8. Cancel BRAVO and change it to HETERO, the Christian Heterosexual Network – Having an all gay network is purely insane and shows that you people are the ones who don’t accept diversity. As a sign of respect, we request you fire the silver daddy, Andy Cohen and cancel all the fag hag programs this network hosts. Let us spread words of love instead of words of hate and make this channel a 24/7 Christian channel, hosted by Kurt Cameron. We can have shows like, The Housewives of Pastors, Millionaire Church Maker, The Amy Grant Project and Bethlehem Ever After. Now those types of shows make me want to say “Bravo!”
9. Change your rainbow flag – You’re gay, you can be creative with this one. The only rules you have to follow is that it can’t be anything that looks homo. This means no images of bunnies, poodles, Justin Bieber or anything you would see on Lady Gaga’s body. Try using strong lines of primary colors or maybe have a white flag signaling that you are surrendering your gayness.
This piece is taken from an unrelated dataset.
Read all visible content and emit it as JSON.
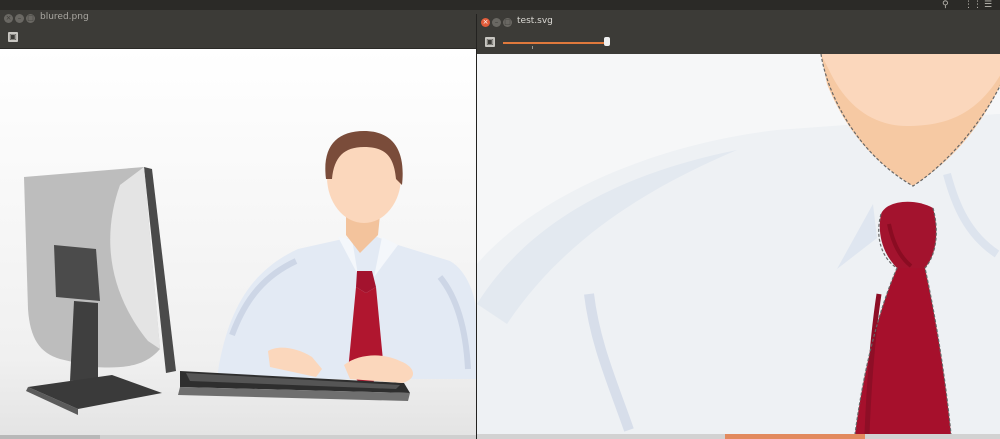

10. No more Gay sex – Seriously, it is gross. Worshiping the taint of another man is gut wrenching and no one wants to know about the New Mexico Silver Salsa Saddle move that you and your Cuban boyfriend did last night. To the fish slit dabblers, no one wants to know about your collection of plastic penile torpedoes that you violently ram into your tied down dyke slave. Enough with the unnatural fake act of breeding.
Let us see what members of The Fellowship want gays to do to receive their acceptance.
“Stop bullying Christians.”
“Stop giving my fanny up and down looks when I wear jeans.”
“I think they are just silly and so I would ask them to stop being silly.”